Histoire écrite avec l’aide de Yanos :


Il est tôt ce matin mais c’est l’été et il fait déjà très chaud quand j’arrive à la gare. Dans ces conditions je suis vêtue le plus légèrement possible : en haut, je porte un t-shirt bleu assez ample et aéré disons, sans soutien-gorge ; en bas, un tanga et par dessus une jupe courte. Il est 8h du matin et je rentre d’un week-end chez une amie. À cette heure-ci, il n’y a pas grand monde dans la gare ni sur les quais d’ailleurs. Tant mieux, je serai plus tranquille. Mon train arrive enfin en gare, je monte dans le wagon le plus proche de moi et je m’installe sur un siège double sur ma droite. Ça fera bien l’affaire.

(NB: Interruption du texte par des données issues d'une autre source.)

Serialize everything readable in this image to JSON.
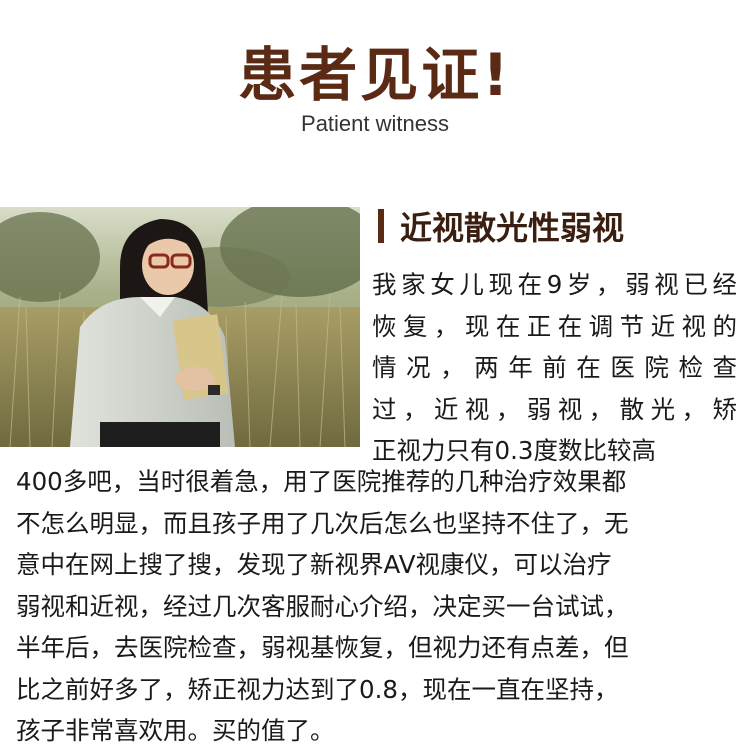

Sur ma gauche, de l’autre côté du couloir séparant les rangées de fauteuils du wagon sont installés un homme et une femme ; un jeune couple (dans les vingt vingt cinq ans) à priori. Elle, côté couloir et lui, côté fenêtre. Le mec est brun, plutôt beau gosse et tatoué sur le bras, avec de jolis yeux clairs. Et la fille est une belle petite blonde. Manifestement Madame dort profondément. Rien ne semble perturber son sommeil. Après quelques minutes de trajet, je sens bien que le mec d’à côté jette régulièrement des coups d’œil dans ma direction. Je crois que mes longs cheveux noirs, mes yeux et ma bouche pulpeuse, mon joli bonnet D et mes jambes musclées lui plaisent bien. Puisqu’il a envie de me regarder, je décide de lui en offrir un peu plus.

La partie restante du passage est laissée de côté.